Alors qu'est ce qui est nouveau aujourd'hui ? Eh bien c'est que l'on veut ou salir ou discréditer ou confisquer la révolution du peuple tunisien en créant le chaos, en obligeant les gens à se défendre contre des milices et des escadrons de la mort dont ne sait pas quels sont leurs buts et pourquoi l'armée ne parvient pas à les maîtriser. Il y a même des exaltés fidèles à Ben Ali qui veulent le faire revenir avec l'aide du libyen Kadhafi. Les rumeurs vont toutes dans le même sens, à savoir que le nouveau gouvernement d'union nationale, même s'il obtient le soutien d'une armée qui serait à la fois unie et forte mais sans désirer le pouvoir, ne pourrait maintenir intactes les espérances du peuple, de la gloire de sa réputation dans toute la Méditerranée.
C'est-à-dire que c'est le moment où il faut être plus solidaires que jamais, plus attentifs, plus vigilants et même plus prêts à organiser la protection.

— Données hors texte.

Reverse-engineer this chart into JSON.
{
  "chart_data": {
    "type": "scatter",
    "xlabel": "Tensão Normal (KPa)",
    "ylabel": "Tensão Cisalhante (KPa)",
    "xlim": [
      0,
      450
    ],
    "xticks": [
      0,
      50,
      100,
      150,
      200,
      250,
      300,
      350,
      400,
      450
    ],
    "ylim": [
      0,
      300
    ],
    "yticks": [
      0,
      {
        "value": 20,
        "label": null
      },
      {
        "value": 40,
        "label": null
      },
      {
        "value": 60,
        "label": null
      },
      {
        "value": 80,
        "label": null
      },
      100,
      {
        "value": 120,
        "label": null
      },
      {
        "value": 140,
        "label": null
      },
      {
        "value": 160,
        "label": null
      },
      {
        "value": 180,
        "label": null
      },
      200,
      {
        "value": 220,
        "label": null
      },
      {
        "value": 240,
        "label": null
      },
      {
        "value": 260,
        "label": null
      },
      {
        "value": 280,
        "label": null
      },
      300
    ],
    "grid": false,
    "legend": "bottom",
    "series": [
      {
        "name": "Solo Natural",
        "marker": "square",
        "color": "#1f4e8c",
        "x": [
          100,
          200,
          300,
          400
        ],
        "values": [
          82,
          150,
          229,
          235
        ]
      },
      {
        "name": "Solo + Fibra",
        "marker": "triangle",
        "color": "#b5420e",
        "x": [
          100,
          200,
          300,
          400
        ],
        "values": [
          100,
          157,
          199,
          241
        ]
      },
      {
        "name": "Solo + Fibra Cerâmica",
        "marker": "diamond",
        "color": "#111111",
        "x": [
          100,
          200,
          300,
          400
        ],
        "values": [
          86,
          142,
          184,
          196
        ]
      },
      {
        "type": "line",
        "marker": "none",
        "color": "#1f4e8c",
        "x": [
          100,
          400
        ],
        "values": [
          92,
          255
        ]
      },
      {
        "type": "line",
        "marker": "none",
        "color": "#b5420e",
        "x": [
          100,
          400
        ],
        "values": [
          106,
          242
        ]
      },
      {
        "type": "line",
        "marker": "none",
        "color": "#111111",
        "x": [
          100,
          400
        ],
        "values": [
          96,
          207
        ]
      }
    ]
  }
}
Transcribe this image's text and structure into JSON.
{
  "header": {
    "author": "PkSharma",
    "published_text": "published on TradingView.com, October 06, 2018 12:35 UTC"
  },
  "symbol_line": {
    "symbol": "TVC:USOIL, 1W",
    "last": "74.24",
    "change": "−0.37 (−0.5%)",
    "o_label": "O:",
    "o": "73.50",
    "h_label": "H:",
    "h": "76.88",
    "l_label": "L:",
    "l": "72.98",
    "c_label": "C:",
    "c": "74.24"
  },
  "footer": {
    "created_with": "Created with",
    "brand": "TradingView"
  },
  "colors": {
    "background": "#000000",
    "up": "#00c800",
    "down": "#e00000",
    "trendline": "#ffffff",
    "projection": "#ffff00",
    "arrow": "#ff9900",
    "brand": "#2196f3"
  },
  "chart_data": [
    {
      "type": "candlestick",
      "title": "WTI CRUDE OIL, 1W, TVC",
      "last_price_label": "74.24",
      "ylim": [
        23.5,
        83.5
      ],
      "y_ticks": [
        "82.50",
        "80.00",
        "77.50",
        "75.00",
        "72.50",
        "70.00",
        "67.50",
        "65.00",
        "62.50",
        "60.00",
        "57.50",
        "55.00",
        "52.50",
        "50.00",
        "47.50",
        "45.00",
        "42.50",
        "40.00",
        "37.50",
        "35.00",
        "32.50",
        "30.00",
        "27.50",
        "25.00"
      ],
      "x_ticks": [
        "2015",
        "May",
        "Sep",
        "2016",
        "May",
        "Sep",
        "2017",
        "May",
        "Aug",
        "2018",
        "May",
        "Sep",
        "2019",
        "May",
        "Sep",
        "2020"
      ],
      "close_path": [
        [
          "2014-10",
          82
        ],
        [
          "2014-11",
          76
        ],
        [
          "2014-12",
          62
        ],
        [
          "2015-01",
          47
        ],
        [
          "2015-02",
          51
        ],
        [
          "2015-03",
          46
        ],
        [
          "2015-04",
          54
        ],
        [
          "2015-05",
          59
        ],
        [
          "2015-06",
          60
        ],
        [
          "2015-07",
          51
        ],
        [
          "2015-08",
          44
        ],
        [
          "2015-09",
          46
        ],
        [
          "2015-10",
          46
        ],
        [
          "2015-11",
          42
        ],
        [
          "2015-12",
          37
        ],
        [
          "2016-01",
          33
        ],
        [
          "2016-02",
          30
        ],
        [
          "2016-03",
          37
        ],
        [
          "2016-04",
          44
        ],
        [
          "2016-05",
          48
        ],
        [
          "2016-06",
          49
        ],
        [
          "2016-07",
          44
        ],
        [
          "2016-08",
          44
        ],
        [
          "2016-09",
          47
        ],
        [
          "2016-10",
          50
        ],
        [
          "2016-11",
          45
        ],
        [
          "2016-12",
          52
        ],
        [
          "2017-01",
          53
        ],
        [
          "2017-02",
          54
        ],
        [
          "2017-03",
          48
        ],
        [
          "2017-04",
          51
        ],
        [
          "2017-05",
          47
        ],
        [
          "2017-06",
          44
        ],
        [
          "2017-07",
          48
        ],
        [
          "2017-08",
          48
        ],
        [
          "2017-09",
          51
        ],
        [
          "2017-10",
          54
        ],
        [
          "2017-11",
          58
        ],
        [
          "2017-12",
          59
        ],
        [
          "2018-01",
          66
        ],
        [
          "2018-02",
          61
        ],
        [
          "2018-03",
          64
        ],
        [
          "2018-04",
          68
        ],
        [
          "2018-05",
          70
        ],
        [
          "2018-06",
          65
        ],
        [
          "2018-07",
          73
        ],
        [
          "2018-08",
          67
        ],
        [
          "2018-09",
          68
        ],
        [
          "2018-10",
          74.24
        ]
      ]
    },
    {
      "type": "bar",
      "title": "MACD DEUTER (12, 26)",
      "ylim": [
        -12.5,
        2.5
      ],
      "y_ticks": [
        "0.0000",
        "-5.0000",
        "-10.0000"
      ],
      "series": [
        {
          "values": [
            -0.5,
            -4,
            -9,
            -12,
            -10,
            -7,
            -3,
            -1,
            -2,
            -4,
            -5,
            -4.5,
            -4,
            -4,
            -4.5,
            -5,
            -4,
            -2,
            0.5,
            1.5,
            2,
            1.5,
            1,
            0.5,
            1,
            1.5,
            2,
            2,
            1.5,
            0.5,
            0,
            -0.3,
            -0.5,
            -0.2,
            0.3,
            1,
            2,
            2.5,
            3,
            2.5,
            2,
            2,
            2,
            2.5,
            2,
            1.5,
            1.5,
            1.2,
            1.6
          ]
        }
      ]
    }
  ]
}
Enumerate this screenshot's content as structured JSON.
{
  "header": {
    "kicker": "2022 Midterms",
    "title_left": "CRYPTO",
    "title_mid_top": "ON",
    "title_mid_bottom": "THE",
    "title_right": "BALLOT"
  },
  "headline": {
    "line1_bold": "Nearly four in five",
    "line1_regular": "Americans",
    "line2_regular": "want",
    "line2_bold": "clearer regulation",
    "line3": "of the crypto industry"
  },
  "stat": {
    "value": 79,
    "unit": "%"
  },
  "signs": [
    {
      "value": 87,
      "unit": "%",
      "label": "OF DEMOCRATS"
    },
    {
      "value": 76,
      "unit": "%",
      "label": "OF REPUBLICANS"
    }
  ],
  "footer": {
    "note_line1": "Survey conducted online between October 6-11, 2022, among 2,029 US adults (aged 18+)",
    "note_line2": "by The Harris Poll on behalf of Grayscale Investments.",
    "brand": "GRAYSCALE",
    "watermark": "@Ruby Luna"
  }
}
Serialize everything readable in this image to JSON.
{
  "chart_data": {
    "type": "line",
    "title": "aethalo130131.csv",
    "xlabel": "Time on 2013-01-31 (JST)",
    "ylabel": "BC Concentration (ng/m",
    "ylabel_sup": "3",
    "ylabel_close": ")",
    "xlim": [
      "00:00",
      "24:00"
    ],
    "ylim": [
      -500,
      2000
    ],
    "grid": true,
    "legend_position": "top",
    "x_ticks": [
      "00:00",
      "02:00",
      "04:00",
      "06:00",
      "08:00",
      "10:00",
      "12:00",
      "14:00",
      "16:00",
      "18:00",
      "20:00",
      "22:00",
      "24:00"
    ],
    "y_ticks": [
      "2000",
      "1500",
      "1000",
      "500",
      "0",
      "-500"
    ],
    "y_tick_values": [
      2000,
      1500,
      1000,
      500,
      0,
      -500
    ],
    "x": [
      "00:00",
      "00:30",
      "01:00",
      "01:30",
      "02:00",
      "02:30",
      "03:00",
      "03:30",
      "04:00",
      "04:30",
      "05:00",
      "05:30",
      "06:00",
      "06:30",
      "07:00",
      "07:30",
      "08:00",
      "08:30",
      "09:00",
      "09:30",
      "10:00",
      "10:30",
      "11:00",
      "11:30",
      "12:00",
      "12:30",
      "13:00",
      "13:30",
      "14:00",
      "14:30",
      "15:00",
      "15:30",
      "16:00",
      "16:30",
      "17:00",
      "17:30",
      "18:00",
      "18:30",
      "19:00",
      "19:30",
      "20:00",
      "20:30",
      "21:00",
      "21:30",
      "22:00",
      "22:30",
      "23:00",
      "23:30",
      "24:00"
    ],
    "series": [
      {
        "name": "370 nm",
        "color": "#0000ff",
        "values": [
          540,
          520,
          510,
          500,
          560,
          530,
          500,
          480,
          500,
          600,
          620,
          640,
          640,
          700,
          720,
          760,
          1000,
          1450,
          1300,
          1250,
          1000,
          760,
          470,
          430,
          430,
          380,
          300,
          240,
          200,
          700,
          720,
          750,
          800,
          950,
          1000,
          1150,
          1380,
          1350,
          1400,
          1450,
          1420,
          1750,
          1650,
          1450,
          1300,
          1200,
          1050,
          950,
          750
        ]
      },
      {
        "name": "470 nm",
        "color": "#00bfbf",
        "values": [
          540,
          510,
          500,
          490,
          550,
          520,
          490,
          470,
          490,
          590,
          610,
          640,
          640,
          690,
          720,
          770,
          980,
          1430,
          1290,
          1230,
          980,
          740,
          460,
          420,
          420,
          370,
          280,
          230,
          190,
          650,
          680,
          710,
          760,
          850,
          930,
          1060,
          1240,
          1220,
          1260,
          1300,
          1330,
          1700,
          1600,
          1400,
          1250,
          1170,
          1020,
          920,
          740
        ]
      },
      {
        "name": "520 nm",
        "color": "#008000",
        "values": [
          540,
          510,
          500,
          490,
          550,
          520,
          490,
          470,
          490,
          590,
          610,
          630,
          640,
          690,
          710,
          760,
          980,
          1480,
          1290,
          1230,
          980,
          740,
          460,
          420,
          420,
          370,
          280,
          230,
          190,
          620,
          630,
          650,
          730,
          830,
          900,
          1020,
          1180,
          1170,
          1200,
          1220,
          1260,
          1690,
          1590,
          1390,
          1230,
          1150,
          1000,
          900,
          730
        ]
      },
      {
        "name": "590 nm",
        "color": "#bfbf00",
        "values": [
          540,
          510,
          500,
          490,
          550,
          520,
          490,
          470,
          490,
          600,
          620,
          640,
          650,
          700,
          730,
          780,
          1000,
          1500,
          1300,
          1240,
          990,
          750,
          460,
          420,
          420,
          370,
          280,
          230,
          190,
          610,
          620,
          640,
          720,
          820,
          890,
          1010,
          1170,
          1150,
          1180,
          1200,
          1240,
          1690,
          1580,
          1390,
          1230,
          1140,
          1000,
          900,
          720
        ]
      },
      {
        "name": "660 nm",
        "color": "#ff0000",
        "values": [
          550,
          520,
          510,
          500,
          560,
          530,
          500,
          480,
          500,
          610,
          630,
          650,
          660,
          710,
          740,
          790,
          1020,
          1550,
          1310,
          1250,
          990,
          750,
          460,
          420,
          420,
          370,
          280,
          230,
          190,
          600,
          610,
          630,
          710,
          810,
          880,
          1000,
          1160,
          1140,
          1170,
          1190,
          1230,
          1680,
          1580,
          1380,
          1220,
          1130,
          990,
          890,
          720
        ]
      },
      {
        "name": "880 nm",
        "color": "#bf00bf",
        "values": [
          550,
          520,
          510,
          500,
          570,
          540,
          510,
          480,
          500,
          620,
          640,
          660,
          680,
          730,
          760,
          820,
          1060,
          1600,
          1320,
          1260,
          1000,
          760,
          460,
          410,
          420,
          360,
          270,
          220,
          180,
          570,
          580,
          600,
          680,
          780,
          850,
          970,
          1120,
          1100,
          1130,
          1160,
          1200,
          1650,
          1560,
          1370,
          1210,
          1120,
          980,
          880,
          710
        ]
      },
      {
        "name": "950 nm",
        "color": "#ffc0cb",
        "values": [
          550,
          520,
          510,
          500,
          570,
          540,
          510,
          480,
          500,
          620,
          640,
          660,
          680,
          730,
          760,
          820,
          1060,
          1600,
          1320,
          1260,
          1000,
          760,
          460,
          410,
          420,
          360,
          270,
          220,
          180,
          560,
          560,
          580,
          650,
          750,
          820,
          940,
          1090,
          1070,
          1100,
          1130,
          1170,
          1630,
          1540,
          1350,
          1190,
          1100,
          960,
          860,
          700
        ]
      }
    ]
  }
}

Je voudrais bien être parmi mes amis tunisiens pour prendre ma part du risque dans les risques en cours. Déjà, notre mission consiste à dénoncer les rumeurs salissantes. On dit que le départ de Ben Ali a été organisé de manière très calculée par l'armée. Et alors ? Cela n'enlève rien au mérite du peuple. S'il s'est trouvé des généraux pour conseiller à Ben Ali de partir, c'est qu'ils avaient eu bien conscience de l'incapacité où se trouvait le président de reconquérir les faveurs ou même la tolérance du peuple.
Donc un seul mot d'ordre : restons ensemble pour le combat commun.